Some members of staff, who do not fully understand the CLE method, see it as a distraction from normal conventional academic activities. Members of staff who are not positively inclined to the clinical method of teaching see it as time consuming and also hold the view that it is not the job of law faculties to train students in communication, litigation, negotiation or counselling skills or for law students to give clients advice or counsel, or to even deal at all with live clients. They equally feel that by adopting the clinical method, the faculty is going beyond its bounds by usurping the role of the Nigerian Law School which should be in charge of professional training.

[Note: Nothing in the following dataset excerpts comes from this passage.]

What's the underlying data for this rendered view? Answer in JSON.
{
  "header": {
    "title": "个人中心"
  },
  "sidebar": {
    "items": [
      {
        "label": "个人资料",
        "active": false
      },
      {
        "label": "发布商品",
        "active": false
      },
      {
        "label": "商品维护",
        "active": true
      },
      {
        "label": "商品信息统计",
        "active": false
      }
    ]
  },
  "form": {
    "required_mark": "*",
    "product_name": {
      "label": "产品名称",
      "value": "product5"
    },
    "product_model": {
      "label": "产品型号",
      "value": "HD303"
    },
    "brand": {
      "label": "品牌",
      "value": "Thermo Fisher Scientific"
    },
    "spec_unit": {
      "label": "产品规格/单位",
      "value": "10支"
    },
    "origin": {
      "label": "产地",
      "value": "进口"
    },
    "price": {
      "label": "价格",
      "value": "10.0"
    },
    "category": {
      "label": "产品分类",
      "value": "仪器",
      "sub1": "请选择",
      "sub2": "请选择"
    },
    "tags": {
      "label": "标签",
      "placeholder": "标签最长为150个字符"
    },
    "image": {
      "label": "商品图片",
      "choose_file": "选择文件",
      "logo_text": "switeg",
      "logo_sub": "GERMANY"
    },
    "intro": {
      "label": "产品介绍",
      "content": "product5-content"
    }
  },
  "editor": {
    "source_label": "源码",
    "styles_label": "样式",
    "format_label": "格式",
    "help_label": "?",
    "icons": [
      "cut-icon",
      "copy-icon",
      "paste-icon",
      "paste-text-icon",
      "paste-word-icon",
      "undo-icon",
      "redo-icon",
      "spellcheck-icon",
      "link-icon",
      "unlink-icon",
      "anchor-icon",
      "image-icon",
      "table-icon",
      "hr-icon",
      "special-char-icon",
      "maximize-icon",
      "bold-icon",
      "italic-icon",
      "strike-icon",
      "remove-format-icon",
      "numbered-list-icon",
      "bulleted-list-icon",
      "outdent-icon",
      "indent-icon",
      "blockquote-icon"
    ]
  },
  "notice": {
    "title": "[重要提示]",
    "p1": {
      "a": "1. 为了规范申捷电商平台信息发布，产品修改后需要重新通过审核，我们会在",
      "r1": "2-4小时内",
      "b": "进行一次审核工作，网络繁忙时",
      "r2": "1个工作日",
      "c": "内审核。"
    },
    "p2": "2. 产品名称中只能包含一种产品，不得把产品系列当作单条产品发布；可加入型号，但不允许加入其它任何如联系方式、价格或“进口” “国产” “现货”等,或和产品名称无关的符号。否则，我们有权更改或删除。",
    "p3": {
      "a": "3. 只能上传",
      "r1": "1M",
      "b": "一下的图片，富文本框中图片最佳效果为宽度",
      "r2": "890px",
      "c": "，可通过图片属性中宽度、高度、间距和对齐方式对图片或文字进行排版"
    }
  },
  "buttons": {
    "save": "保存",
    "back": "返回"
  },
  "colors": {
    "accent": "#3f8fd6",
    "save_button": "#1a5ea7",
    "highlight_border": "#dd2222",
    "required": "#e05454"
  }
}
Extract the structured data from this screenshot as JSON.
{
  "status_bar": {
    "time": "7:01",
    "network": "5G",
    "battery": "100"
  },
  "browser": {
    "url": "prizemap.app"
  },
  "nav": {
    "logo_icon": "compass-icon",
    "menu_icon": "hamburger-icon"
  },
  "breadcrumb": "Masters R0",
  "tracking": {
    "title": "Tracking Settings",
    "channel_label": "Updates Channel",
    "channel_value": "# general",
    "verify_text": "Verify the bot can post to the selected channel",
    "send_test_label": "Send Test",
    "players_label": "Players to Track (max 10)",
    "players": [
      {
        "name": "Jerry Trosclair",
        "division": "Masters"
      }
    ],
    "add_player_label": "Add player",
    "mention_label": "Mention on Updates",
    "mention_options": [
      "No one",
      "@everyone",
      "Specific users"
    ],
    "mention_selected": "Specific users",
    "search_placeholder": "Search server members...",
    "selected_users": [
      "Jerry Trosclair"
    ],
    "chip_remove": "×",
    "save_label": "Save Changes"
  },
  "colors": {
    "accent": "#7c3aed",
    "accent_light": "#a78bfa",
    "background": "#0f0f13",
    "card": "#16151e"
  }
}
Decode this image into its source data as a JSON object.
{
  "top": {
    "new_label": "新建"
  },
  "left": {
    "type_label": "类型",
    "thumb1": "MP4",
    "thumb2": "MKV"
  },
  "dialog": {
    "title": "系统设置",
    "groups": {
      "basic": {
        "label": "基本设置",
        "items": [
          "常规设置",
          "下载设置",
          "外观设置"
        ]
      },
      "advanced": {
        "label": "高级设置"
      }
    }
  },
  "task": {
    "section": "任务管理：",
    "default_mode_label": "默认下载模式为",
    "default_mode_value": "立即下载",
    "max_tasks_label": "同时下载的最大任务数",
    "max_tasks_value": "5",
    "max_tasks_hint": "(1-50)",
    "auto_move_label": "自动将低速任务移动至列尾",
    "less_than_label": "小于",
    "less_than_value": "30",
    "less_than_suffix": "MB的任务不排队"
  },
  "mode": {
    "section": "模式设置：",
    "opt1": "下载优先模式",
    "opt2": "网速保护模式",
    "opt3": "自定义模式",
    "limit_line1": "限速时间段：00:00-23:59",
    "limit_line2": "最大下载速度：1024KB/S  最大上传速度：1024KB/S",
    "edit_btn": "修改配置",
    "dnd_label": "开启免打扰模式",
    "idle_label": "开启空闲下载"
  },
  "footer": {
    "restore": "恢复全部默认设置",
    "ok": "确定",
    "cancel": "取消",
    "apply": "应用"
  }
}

The argument against those who have this attitude about training law students on ethical issues is that the issue of ethics, if not addressed during the few years spent in the university, would be too late to inculcate in one year, during the professional training in the law school, as is the case in Nigeria.
Factors That May Affect the Attitude of Staff and Students to CLE in UI Law
Many factors affect the attitude of staff and students to CLE. Some of these are discussed below.
Funding/Honorarium will serve as an incentive to instructors and also prevent a situation where instructors and students will have to use their personal resources to follow up, investigate and defend clients’ cases.
Training and sensitization
Lack of amenities, an offshoot of lack of funding, dampens the eagerness of the staff and student clinicians to operate maximally.
Divided approach to teaching will not make for real progress in the integration of CLE in the whole student body.
Conclusion
The introduction of CLE in UI Law in 2008 was a very good decision and it has definitely enhanced teaching, learning and research. If the activity-based methods of CLE are continuously utilized in the teaching at UI Law and outside it, with time, it will be generally accepted as a better method of teaching in the university.